Под углом зрения отношения прекрасное есть особая форма, и «во всяком изящном искусстве ведь главное — форма», а не материя ощущений: последняя в состоянии волновать, действовать «возбуждающе», но не создавать собственно эстетического переживания, отличающегося тонкой внечувственной и надынтеллектуальной радостью. Форма, создающая такое переживание, есть игра «целесообразности предмета, поскольку она воспринимается в нем без представления об [определенной] цели» (11, т. 5, стр. 240). Итак, эстетическое суждение относится лишь к форме.
Конечно, значение формы в искусстве очень велико, а односторонний акцент только на предметное содержание не раз приводил в искусстве к антихудожественному натуралистическому подражательству, а только на содержание идейное — к навязчивой и не менее антихудожественной плоской дидактике. Все же критика Канта Гегелем за недооценку функции объективного содержания в художественном произведении отчасти была, видимо, справедливой (см. 25, т. XII, стр. 158–159). И нельзя сказать, что иррационалисты и формалисты в эстетике без оснований ссылались на Канта, заявлявшего, что «красота безотносительно к чувству субъекта сама по себе есть ничто», а «объективный принцип вкуса невозможен» (11, т. 5, стр. 297). Но молва о Канте как якобы знаменосце эстетического формализма во многом несправедлива.
Ведь философ пришел к выводу о несовместимости высших задач искусства с созданием беспредметных форм. В некотором противоречии с другими высказываниями, но в полном согласии с общим своим замыслом установить связь между трансцендентальным и трансцендентным мирами Кант поворачивает ход своих рассуждений к идее гармонического единства прекрасного с моральным, а кроме того, с чувственным. «…Вкус есть в сущности способность суждения о чувственном воплощении нравственных идей…» (11, т. 5, стр. 379), и, наоборот, культура морального чувства порождает чуткость к красоте и ведет к художественному вкусу. Как теоретика нравственного начала в искусстве, а вовсе не как глашатая «искусства ради искусства» поняли Канта Шиллер и Гёте. «…Прекрасное есть символ нравственно доброго» (11, т. 5, стр. 375).
Согласно этому принципу, в классификации искусств Канта (он строит ее, исходя из различий в средствах выражения и сообщения, как-то: слово, пластическое движение и «тон») поэзия является высшим среди них видом, ибо она «укрепляет душу» человека, тогда как искусства в целом «содействуют культуре способностей души для общения между людьми» (11, т. 5, стр. 321).
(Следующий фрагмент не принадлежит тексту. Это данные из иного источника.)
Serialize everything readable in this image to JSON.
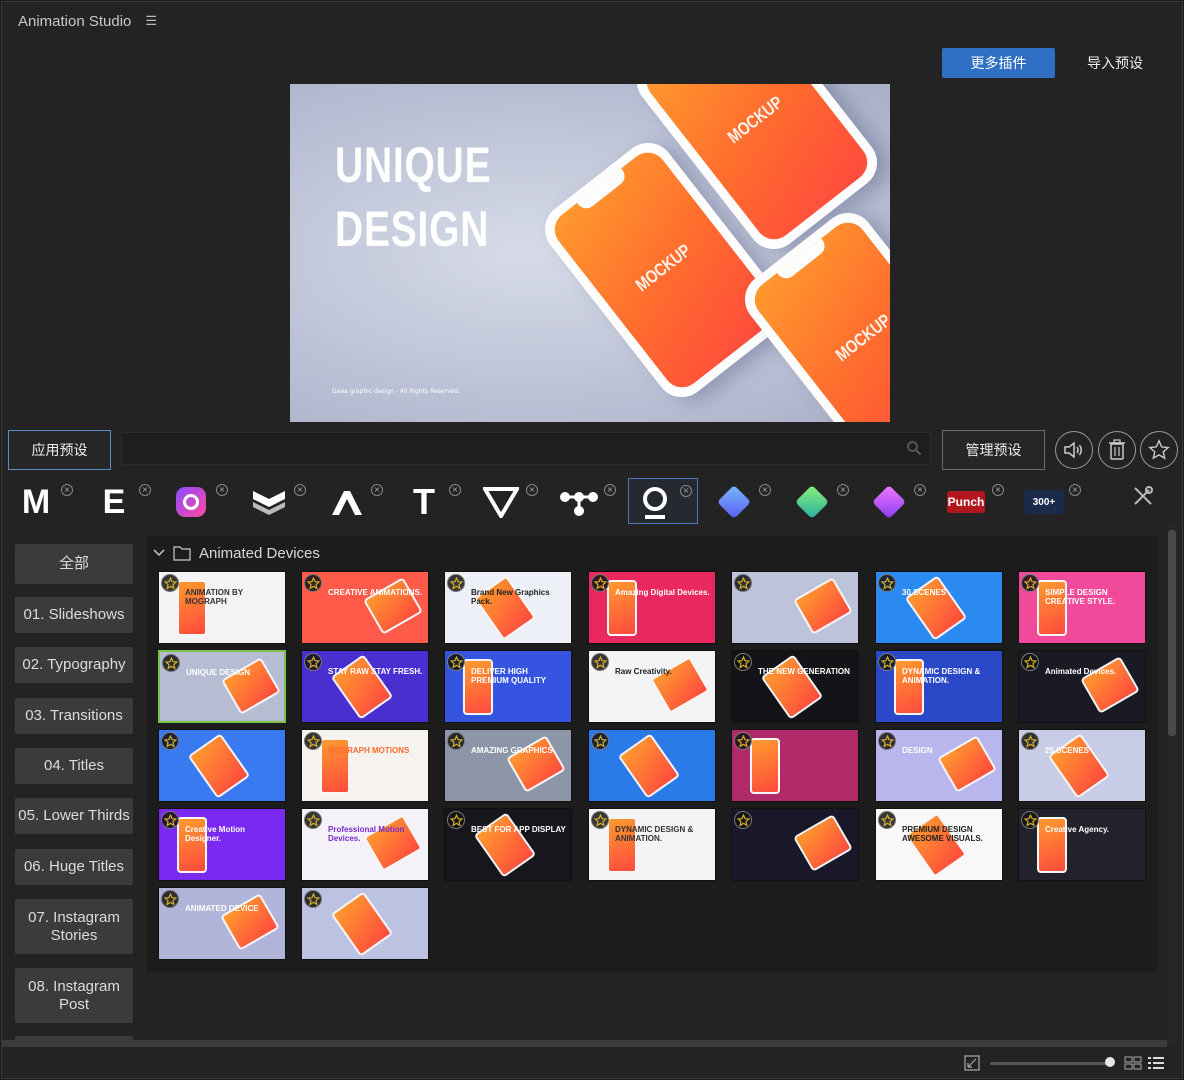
{
  "app": {
    "title": "Animation Studio"
  },
  "header": {
    "more_plugins": "更多插件",
    "import_presets": "导入预设"
  },
  "preview": {
    "line1": "UNIQUE",
    "line2": "DESIGN",
    "footer": "Gaaa graphic design - All Rights Reserved.",
    "phone_label": "MOCKUP"
  },
  "toolbar": {
    "apply_preset": "应用预设",
    "search_value": "",
    "manage_presets": "管理预设"
  },
  "plugins": [
    {
      "icon": "m-logo-icon",
      "label": "M"
    },
    {
      "icon": "e-logo-icon",
      "label": "E"
    },
    {
      "icon": "instagram-icon",
      "label": ""
    },
    {
      "icon": "chevron-badge-icon",
      "label": ""
    },
    {
      "icon": "a-logo-icon",
      "label": ""
    },
    {
      "icon": "t-logo-icon",
      "label": "T"
    },
    {
      "icon": "v-logo-icon",
      "label": ""
    },
    {
      "icon": "nodes-icon",
      "label": ""
    },
    {
      "icon": "o-logo-icon",
      "label": ""
    },
    {
      "icon": "cube-blue-icon",
      "label": ""
    },
    {
      "icon": "cube-green-icon",
      "label": ""
    },
    {
      "icon": "cube-purple-icon",
      "label": ""
    },
    {
      "icon": "punch-logo-icon",
      "label": "Punch"
    },
    {
      "icon": "text-titles-icon",
      "label": "300+"
    }
  ],
  "categories": [
    {
      "label": "全部"
    },
    {
      "label": "01. Slideshows"
    },
    {
      "label": "02. Typography"
    },
    {
      "label": "03. Transitions"
    },
    {
      "label": "04. Titles"
    },
    {
      "label": "05. Lower Thirds"
    },
    {
      "label": "06. Huge Titles"
    },
    {
      "label": "07. Instagram Stories"
    },
    {
      "label": "08. Instagram Post"
    }
  ],
  "folder": {
    "name": "Animated Devices"
  },
  "thumbnails": [
    {
      "text": "ANIMATION BY MOGRAPH",
      "bg": "#f3f3f5",
      "fg": "#333333"
    },
    {
      "text": "CREATIVE ANIMATIONS.",
      "bg": "#ff5a4a",
      "fg": "#ffffff"
    },
    {
      "text": "Brand New Graphics Pack.",
      "bg": "#eef0f7",
      "fg": "#222222"
    },
    {
      "text": "Amazing Digital Devices.",
      "bg": "#e8285e",
      "fg": "#ffffff"
    },
    {
      "text": "",
      "bg": "#bcc3da",
      "fg": "#ffffff"
    },
    {
      "text": "30 SCENES",
      "bg": "#2a8af0",
      "fg": "#ffffff"
    },
    {
      "text": "SIMPLE DESIGN CREATIVE STYLE.",
      "bg": "#f14a9a",
      "fg": "#ffffff"
    },
    {
      "text": "UNIQUE DESIGN",
      "bg": "#b6bdd3",
      "fg": "#ffffff"
    },
    {
      "text": "STAY RAW STAY FRESH.",
      "bg": "#4a2fd0",
      "fg": "#ffffff"
    },
    {
      "text": "DELIVER HIGH PREMIUM QUALITY",
      "bg": "#3555e0",
      "fg": "#ffffff"
    },
    {
      "text": "Raw Creativity.",
      "bg": "#f4f4f6",
      "fg": "#222222"
    },
    {
      "text": "THE NEW GENERATION",
      "bg": "#141418",
      "fg": "#ffffff"
    },
    {
      "text": "DYNAMIC DESIGN & ANIMATION.",
      "bg": "#2a48c8",
      "fg": "#ffffff"
    },
    {
      "text": "Animated Devices.",
      "bg": "#1a1a24",
      "fg": "#ffffff"
    },
    {
      "text": "",
      "bg": "#3a7af0",
      "fg": "#ffffff"
    },
    {
      "text": "MOGRAPH MOTIONS",
      "bg": "#f6f2ee",
      "fg": "#ff6a2e"
    },
    {
      "text": "AMAZING GRAPHICS",
      "bg": "#8c96a8",
      "fg": "#ffffff"
    },
    {
      "text": "",
      "bg": "#2a7ae8",
      "fg": "#ffffff"
    },
    {
      "text": "",
      "bg": "#b02a6a",
      "fg": "#ffffff"
    },
    {
      "text": "DESIGN",
      "bg": "#b8b6ec",
      "fg": "#ffffff"
    },
    {
      "text": "25 SCENES",
      "bg": "#c8cce6",
      "fg": "#ffffff"
    },
    {
      "text": "Creative Motion Designer.",
      "bg": "#7a2af0",
      "fg": "#ffffff"
    },
    {
      "text": "Professional Motion Devices.",
      "bg": "#f4f2f8",
      "fg": "#7a2ad0"
    },
    {
      "text": "BEST FOR APP DISPLAY",
      "bg": "#16161c",
      "fg": "#ffffff"
    },
    {
      "text": "DYNAMIC DESIGN & ANIMATION.",
      "bg": "#f4f4f6",
      "fg": "#333333"
    },
    {
      "text": "",
      "bg": "#18182a",
      "fg": "#ffffff"
    },
    {
      "text": "PREMIUM DESIGN AWESOME VISUALS.",
      "bg": "#f8f8f8",
      "fg": "#222222"
    },
    {
      "text": "Creative Agency.",
      "bg": "#22222c",
      "fg": "#ffffff"
    },
    {
      "text": "ANIMATED DEVICE",
      "bg": "#b0b4d8",
      "fg": "#ffffff"
    },
    {
      "text": "",
      "bg": "#bcc2e2",
      "fg": "#ffffff"
    }
  ]
}
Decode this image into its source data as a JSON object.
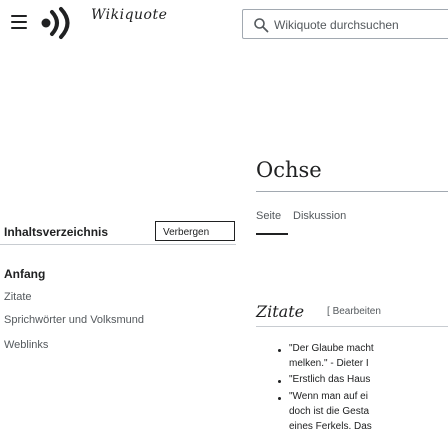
{
  "header": {
    "menu_icon": "hamburger-menu-icon",
    "logo_icon": "wikiquote-logo-icon",
    "logo_text": "Wikiquote",
    "search": {
      "placeholder": "Wikiquote durchsuchen",
      "icon": "search-icon"
    }
  },
  "toc": {
    "title": "Inhaltsverzeichnis",
    "hide_label": "Verbergen",
    "items": [
      {
        "label": "Anfang",
        "active": true
      },
      {
        "label": "Zitate",
        "active": false
      },
      {
        "label": "Sprichwörter und Volksmund",
        "active": false
      },
      {
        "label": "Weblinks",
        "active": false
      }
    ]
  },
  "article": {
    "title": "Ochse",
    "tabs": [
      {
        "label": "Seite",
        "selected": true
      },
      {
        "label": "Diskussion",
        "selected": false
      }
    ],
    "section": {
      "heading": "Zitate",
      "edit_prefix": "[ ",
      "edit_label": "Bearbeiten",
      "quotes": [
        {
          "lines": [
            "\"Der Glaube macht",
            "melken.\" - Dieter I"
          ]
        },
        {
          "lines": [
            "\"Erstlich das Haus"
          ]
        },
        {
          "lines": [
            "\"Wenn man auf ei",
            "doch ist die Gesta",
            "eines Ferkels. Das"
          ]
        }
      ]
    }
  },
  "colors": {
    "text": "#202122",
    "secondary_text": "#54595d",
    "border": "#a2a9b1",
    "background": "#ffffff"
  }
}
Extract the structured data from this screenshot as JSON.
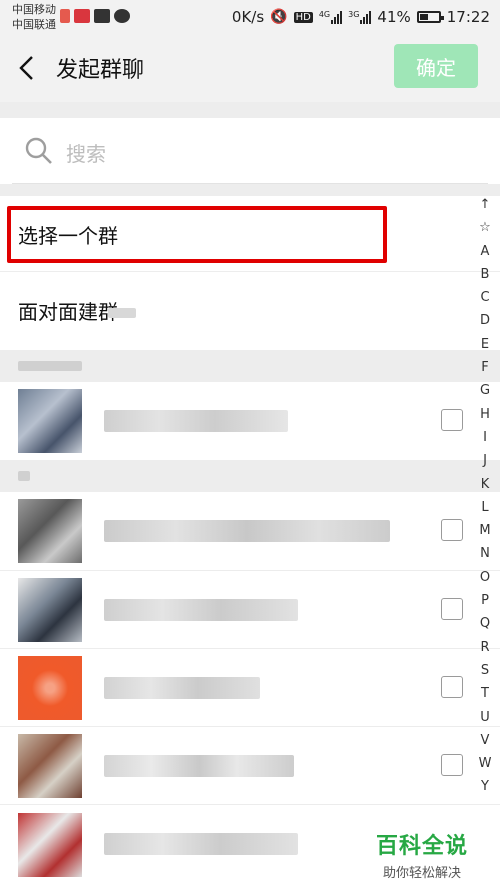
{
  "status_bar": {
    "carrier1": "中国移动",
    "carrier2": "中国联通",
    "speed": "0K/s",
    "hd": "HD",
    "net1": "4G",
    "net2": "3G",
    "battery": "41%",
    "time": "17:22"
  },
  "header": {
    "title": "发起群聊",
    "confirm_label": "确定"
  },
  "search": {
    "placeholder": "搜索"
  },
  "rows": {
    "select_group": "选择一个群",
    "face_to_face": "面对面建群"
  },
  "index_letters": [
    "↑",
    "☆",
    "A",
    "B",
    "C",
    "D",
    "E",
    "F",
    "G",
    "H",
    "I",
    "J",
    "K",
    "L",
    "M",
    "N",
    "O",
    "P",
    "Q",
    "R",
    "S",
    "T",
    "U",
    "V",
    "W",
    "Y"
  ],
  "watermark": {
    "title": "百科全说",
    "subtitle": "助你轻松解决"
  },
  "colors": {
    "accent_green": "#9fe6b7",
    "highlight_red": "#e00000",
    "watermark_green": "#27a844"
  },
  "icons": {
    "back": "back-arrow-icon",
    "search": "search-icon"
  }
}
Мало того, цель и идеал искусства (понимая под «идеалом» представление о существе, адекватном высшей идее художественного творчества) есть сосредоточие нравственного духовного мира, т. е. человеческая личность. «…Только человек , следовательно, может быть идеалом красоты…» (11, т. 5, стр. 237), где имеется в виду прежде всего красота духа. Если эта позиция Канта и связана с формализмом, то лишь постольку, поскольку он преобразовал сам нравственный мир человека в абстрактно-формальную конструкцию и не отказался от тезиса о «незаинтересованности» искусства, внешне соединяя его с положениями о проникновении искусства моральным интересом (см. 11, т. 5, стр. 376). Но сама по себе эта позиция от формализма в искусстве далека.
С точки зрения моральности суждение о прекрасном необходимо. Но это необходимость не логического типа, а субъективного «образца» или чисто идеальной нормы. Будучи всеобщим в указанном выше смысле, эстетическое суждение с необходимостью вытекает из присущей всем людям способности к свободной игре своих творческих сил. Это, согласно Канту, чисто субъективная самодеятельность, не создающая никакого подлежащего познанию «объекта», и порождаемая ею необходимость также субъективна, а ее нормативная функция не может быть точно ни определена, ни использована: свойственная ей «закономерность без [определенного] закона» (11, т. 5, стр. 246) соответствует целесообразности без определенных целей и не может поставить надежного заслона на пути к эстетическому произволу.
Итак, прекрасное , по Канту, представляет собой априорную характеристику непосредственного и совершенно бескорыстного, всеобщего и субъективно необходимого удовольствия, обусловленного порождением бесцельно-целесообразных форм. Не имея прямого отношения к миру вещей в себе, прекрасное приобщает нас к нему через посредство эстетического созерцания нравственных начал человека. Эта чуждая теории отражения и эстетическому реализму концепция все же затрагивает тот жизненно важный момент, что прекрасное есть категория ценностного отношения людей к миру, непременно «прошедшего» через социальные связи. А в антигуманизме концепцию Канта обвинить никак нельзя! Гуманистический пафос эстетики Канта находит свое выражение в том, что кроме прекрасного в смысле свободной игры чистых форм (беспредметные узоры, абстрактная музыка и т. п.) в ней возникает по сути дела второй вид прекрасного , а именно красота возвышенной нравственности.